Nicht dem Leben mehr Tage, sondern den Tagen mehr Leben geben“ ist das Leitbild der Palliativ-Station in der Kreisklinik Bad Reichenhall. 14 Firmlinge aus Anger, Aufham und Piding besuchten diese nun im Rahmen eines „Firmpraktikums“, begleitet von Gemeindereferentin Marianne Aicher.

   Im „Raum der Stille“ stimmten sich die Firmlinge auf die Atmosphäre in dieser Station ein. Die Jugendlichen ließen sich in Stille Zeit, um ihre Assoziationen zum Namen „Palliativstation“ und ihre Motivation für dieses Projekt aufzuschreiben. Drei Firmlinge hatten einen persönlichen Bezug, weil ihr Opa hier gestorben ist beziehungsweise ihr Vater hier arbeitet. „Weil man sich, je älter man wird, desto mehr mit dem Tod beschäftigen muss“, begründete ein Mädchen seine Projektwahl.

   Viele wichtige Aspekte dieser Station wurden von den Jugendlichen dann im Austausch genannt: Es gehe darum, dass hier Menschen mit schweren, unheilbaren Krankheiten menschenwürdig sterben können, Verständnis und Ermutigung finden, intensiver betreut werden als auf „normalen“ Stationen und von ihren Angehörigen in Ruhe Abschied nehmen können. „Dass ihnen der Schluss so schön wie möglich gemacht wird“, formulierte es ein Mädchen. „Hier haben die Menschen keine Geheimnisse voreinander“, vermutete ein Bub.

   Bewegt zeigten sich die Jugendlichen, als sie Eintragungen von Patienten im Gästebuch vorlasen, zum Beispiel diese Verse auf Bayerisch: „So gern hätt i no Zeit zum Leben, so gern mecht i no dableibn und leben.
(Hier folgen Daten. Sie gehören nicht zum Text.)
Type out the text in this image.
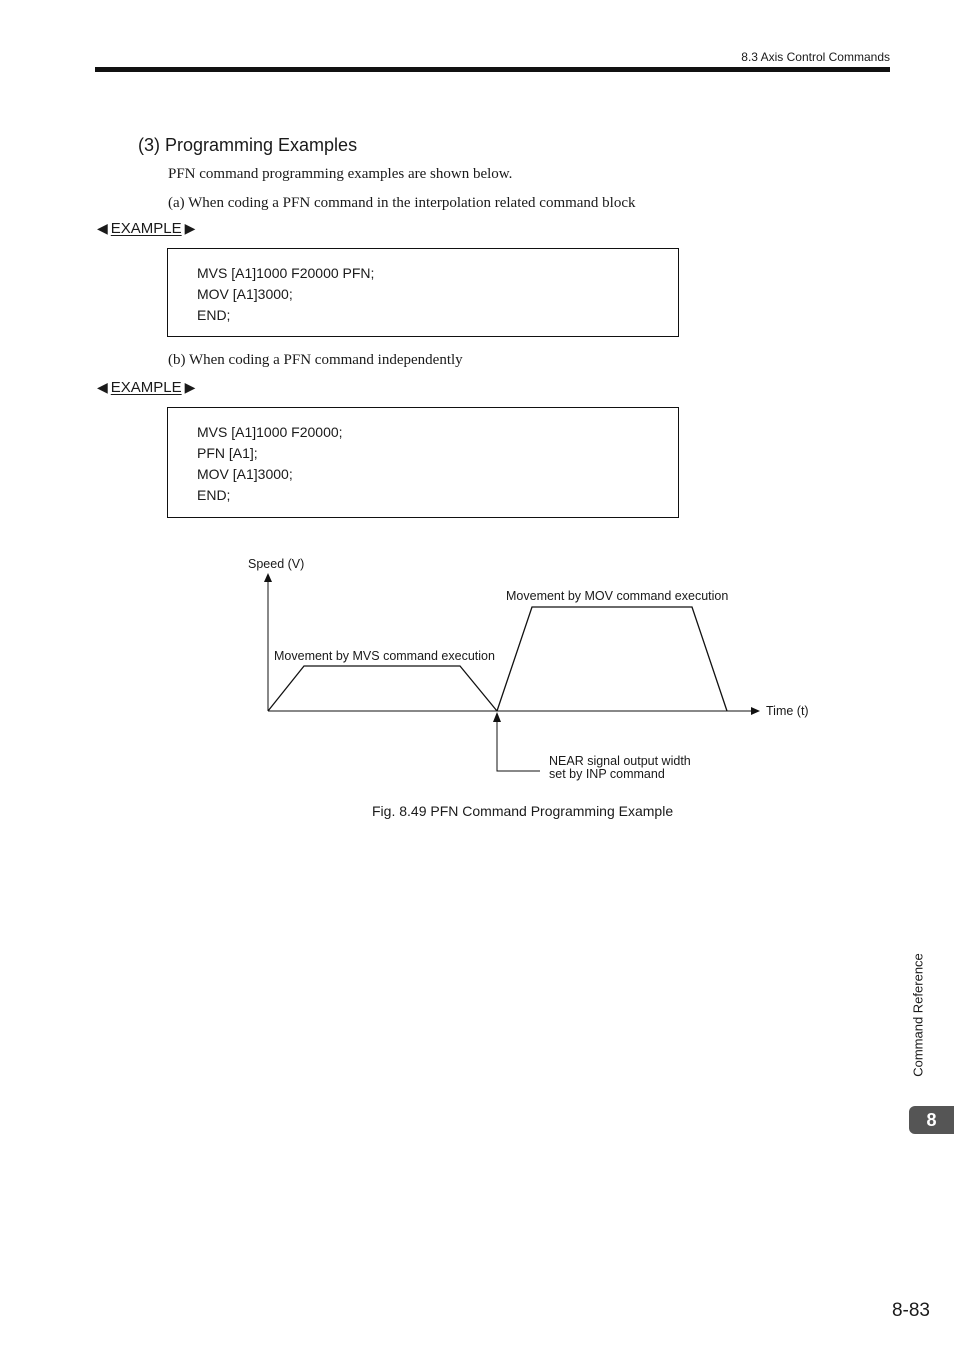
8.3 Axis Control Commands
(3) Programming Examples
PFN command programming examples are shown below.
(a) When coding a PFN command in the interpolation related command block
◀ EXAMPLE ▶
MVS [A1]1000 F20000 PFN;
MOV [A1]3000;
END;
(b) When coding a PFN command independently
◀ EXAMPLE ▶
MVS [A1]1000 F20000;
PFN [A1];
MOV [A1]3000;
END;
Speed (V)
Time (t)
Movement by MVS command execution
Movement by MOV command execution
NEAR signal output width
set by INP command
Fig. 8.49 PFN Command Programming Example
Command Reference
8
8-83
So gern jeden Tag durch d' Au geh. Vielleicht geh i no oft, doch i woaß net.“

   Im Gespräch mit dem Leiter Dr. Christian Stöberl erfuhr die Gruppe im Konferenzraum mehr über den Alltag in dieser Station. „Palliativ“ komme vom Lateinischen „Pallium“, Mantel. Wie mit einem Mantel sollten die Menschen hier umhüllt sein. „Was bedeutet für Euch Lebensqualität?“, fragte Dr. Stöberl in die Runde. Begriffe wie wertgeschätzt sein und „dass es einem gut geht“ fielen. Lebensqualität sei etwas ganz Individuelles, betonte der Arzt. Wichtig sei, weitgehend frei von Beschwerden wie Angst, Traurigkeit, Schmerzen, bleierne Müdigkeit oder Übelkeit zu sein.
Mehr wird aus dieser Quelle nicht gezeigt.